Desde el griego
El vocablo verdad, que en griego es alétheia, deriva del verbo lanthano que significa ocultar, esconder, pasar inadvertido, desconocer, ignorar, no darse cuenta. Sin embargo, el prefijo a de la palabra a-létheia es aquí privativo, es decir, da al término létheia el significado contrario. Lo mismo ocurre con las palabras moral y a-moral en castellano. Por lo tanto, a-lanthano y a-létheia significan etimológicamente hablando, des-ocultar o des-tapar.
Desde este breve análisis etimológico se puede decir, entonces, que la Verdad es aquello des-cubierto o des-tapado. La Verdad no se halla a simple vista ni se encuentra en lo superficial. La Verdad está más allá de las apariencias. Por eso, Las Escrituras registran: “No juzguéis según las apariencias, sino juzgad con justo juicio” (Juan 7:24). (Ver también 1 Co.7:31; Mc.12:14; 2 Co.5:12; 10:7).
Por su parte, el concepto revelación, apocalipsis en griego, es -desde la perspectiva etimológica- equivalente al sustantivo verdad. En efecto, apocalipsis significa “correr el velo”. Es como cuando se corre el velo para mostrar una obra de arte. Lo revelado, entonces, es aquello que se descubre o destapa. Revelación y verdad son, pues, términos equivalentes o sinónimos.
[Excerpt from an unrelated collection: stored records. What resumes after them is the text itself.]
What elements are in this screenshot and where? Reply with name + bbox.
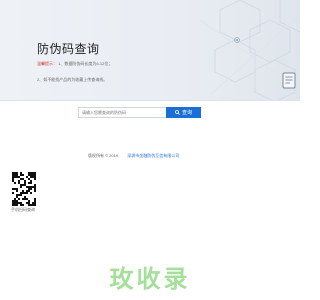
hint-line-1: 温馨提示： 1、数据防伪码长度为6-12位； — [37, 61, 112, 67]
search-button[interactable]: 查询 — [166, 107, 201, 118]
copyright-text: 版权所有 © 2019 — [88, 153, 119, 158]
qr-code-image — [12, 172, 36, 206]
search-button-label: 查询 — [181, 110, 192, 116]
company-link[interactable]: 深圳市金融防伪互信有限公司 — [127, 153, 179, 158]
search-bar: 查询 — [78, 107, 201, 118]
hint-text-1: 1、数据防伪码长度为6-12位； — [58, 61, 113, 66]
qr-caption: 手机扫码查询 — [11, 207, 35, 212]
search-input[interactable] — [78, 107, 166, 118]
document-icon — [282, 72, 296, 89]
page-title: 防伪码查询 — [37, 42, 100, 56]
watermark-logo: 玫收录 — [109, 265, 191, 293]
hint-label: 温馨提示： — [37, 61, 57, 66]
header-banner: 防伪码查询 温馨提示： 1、数据防伪码长度为6-12位； 2、如不能找产品的为收… — [0, 0, 300, 101]
hint-text-2: 2、如不能找产品的为收藏上传查询线。 — [37, 77, 108, 82]
target-dot-icon — [234, 37, 240, 43]
search-icon — [175, 110, 180, 115]
footer: 版权所有 © 2019 深圳市金融防伪互信有限公司 — [88, 153, 179, 159]
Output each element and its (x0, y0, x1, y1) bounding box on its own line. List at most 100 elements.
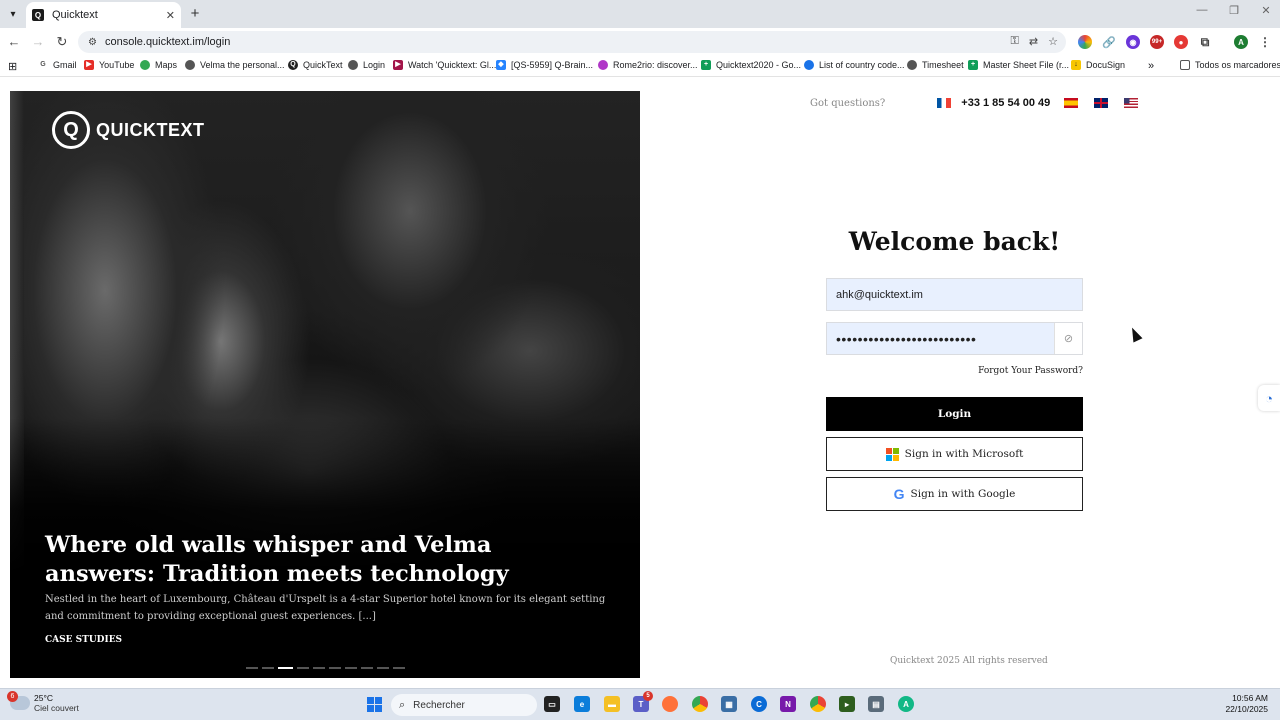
terminal-icon[interactable]: ▸ (839, 696, 855, 712)
usa-flag-icon[interactable] (1124, 98, 1139, 108)
slider-dot[interactable] (377, 667, 389, 669)
slider-dot[interactable] (246, 667, 258, 669)
teams-icon[interactable]: T5 (633, 691, 653, 712)
firefox-icon[interactable] (662, 696, 678, 712)
browser-tab-bar: ▾ Q Quicktext ✕ + — ❐ ✕ (0, 0, 1280, 28)
translate-icon[interactable]: ⇄ (1029, 35, 1038, 48)
bookmark-maps[interactable]: Maps (140, 60, 177, 70)
bookmark-qs-5959[interactable]: ◆ [QS-5959] Q-Brain... (496, 60, 593, 70)
bookmark-timesheet[interactable]: Timesheet (907, 60, 964, 70)
globe-icon (185, 60, 195, 70)
site-info-icon[interactable]: ⚙ (88, 37, 97, 48)
minimize-icon[interactable]: — (1187, 4, 1217, 16)
file-explorer-icon[interactable]: ▬ (604, 696, 620, 712)
temperature: 25°C (34, 693, 53, 703)
forgot-password-link[interactable]: Forgot Your Password? (826, 366, 1083, 376)
address-bar[interactable]: ⚙ console.quicktext.im/login ⚿ ⇄ ☆ (78, 31, 1066, 53)
quicktext-logo-q-icon: Q (52, 111, 90, 149)
hero-slider: Q QUICKTEXT Where old walls whisper and … (10, 91, 640, 678)
bookmark-gmail[interactable]: G Gmail (38, 60, 77, 70)
bookmark-velma[interactable]: Velma the personal... (185, 60, 285, 70)
bookmark-quicktext[interactable]: Q QuickText (288, 60, 343, 70)
quicktext-logo: Q QUICKTEXT (52, 111, 205, 149)
onenote-icon[interactable]: N (780, 696, 796, 712)
hero-title: Where old walls whisper and Velma answer… (45, 532, 509, 587)
chrome-profile-icon[interactable] (810, 696, 826, 712)
extension-purple-icon[interactable]: ◉ (1126, 35, 1140, 49)
slider-dot[interactable] (278, 667, 293, 669)
site-icon (804, 60, 814, 70)
back-arrow-icon[interactable]: ← (6, 34, 22, 49)
restore-icon[interactable]: ❐ (1219, 4, 1249, 17)
extension-link-icon[interactable]: 🔗 (1102, 35, 1116, 49)
welcome-heading: Welcome back! (848, 227, 1061, 256)
bookmark-star-icon[interactable]: ☆ (1048, 35, 1058, 48)
slider-dot[interactable] (345, 667, 357, 669)
bookmark-watch-quicktext[interactable]: ▶ Watch 'Quicktext: Gl... (393, 60, 496, 70)
slider-dot[interactable] (361, 667, 373, 669)
app-icon-2[interactable]: C (751, 696, 767, 712)
weather-badge: 6 (7, 691, 18, 702)
slider-dot[interactable] (313, 667, 325, 669)
uk-flag-icon[interactable] (1094, 98, 1109, 108)
extension-red-icon[interactable]: ● (1174, 35, 1188, 49)
chat-widget-icon[interactable]: ◔ (1258, 385, 1280, 411)
bookmark-youtube[interactable]: ▶ YouTube (84, 60, 134, 70)
case-studies-link[interactable]: CASE STUDIES (45, 635, 122, 645)
footer-copyright: Quicktext 2025 All rights reserved (890, 656, 1048, 666)
extensions-puzzle-icon[interactable]: ⧉ (1198, 35, 1212, 49)
password-key-icon[interactable]: ⚿ (1011, 35, 1019, 48)
bookmark-login[interactable]: Login (348, 60, 385, 70)
google-signin-button[interactable]: G Sign in with Google (826, 477, 1083, 511)
password-field[interactable]: •••••••••••••••••••••••••• ⊘ (826, 322, 1083, 355)
tab-close-icon[interactable]: ✕ (166, 9, 175, 22)
browser-tab-quicktext[interactable]: Q Quicktext ✕ (26, 2, 181, 28)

A partir de estas consideraciones podemos concluir que la verdad es aquello que es revelado. Dicho con otras palabras, la verdad para ser conocida debe ser revelada. Sin revelación no hay conocimiento de la verdad. A menos que se le quite el velo a la realidad, la verdad no puede ser vista ni encontrada.
Cuidado entonces con la advertencia de Jesús de que algunos… “Viendo no ven, y oyendo no oyen, ni entienden” (Mt. 13:13) ¡Qué cierto era este juicio con respecto al Jesús histórico! ¡Cuántos que lo miraron no lo vieron! Según la carne, el Hijo del Hombre no podía ser más que un hombre y, a lo sumo, un profeta (Mt. 16:13-14). Por eso, cuando Pedro declara acerca de Jesús: “Tú eres el Cristo, el Hijo del Dios viviente”, recibió al instante las siguientes palabras de Jesús: “Bienaventurado eres, Simón, hijo de Jonás, porque no te lo reveló carne ni sangre, sino mi Padre que está en los cielos” (Mt. 16:16-17).
La carne de Jesús, al mismo tiempo que lo manifestaba, actuaba como un velo que lo ocultaba. Por lo tanto, sin una revelación del Padre, resultaba imposible acceder a la verdad sobre el hombre Jesús.
La verdad y la revelación van de la mano. Si bien, en general, podemos decir que aquello revelado es lo verdadero, no obstante, el clímax de la revelación –esto es, la contemplación de la Verdad última- es ver que Jesucristo mismo es la Verdad acerca de Dios, del hombre y de todas las cosas ¡Aleluya!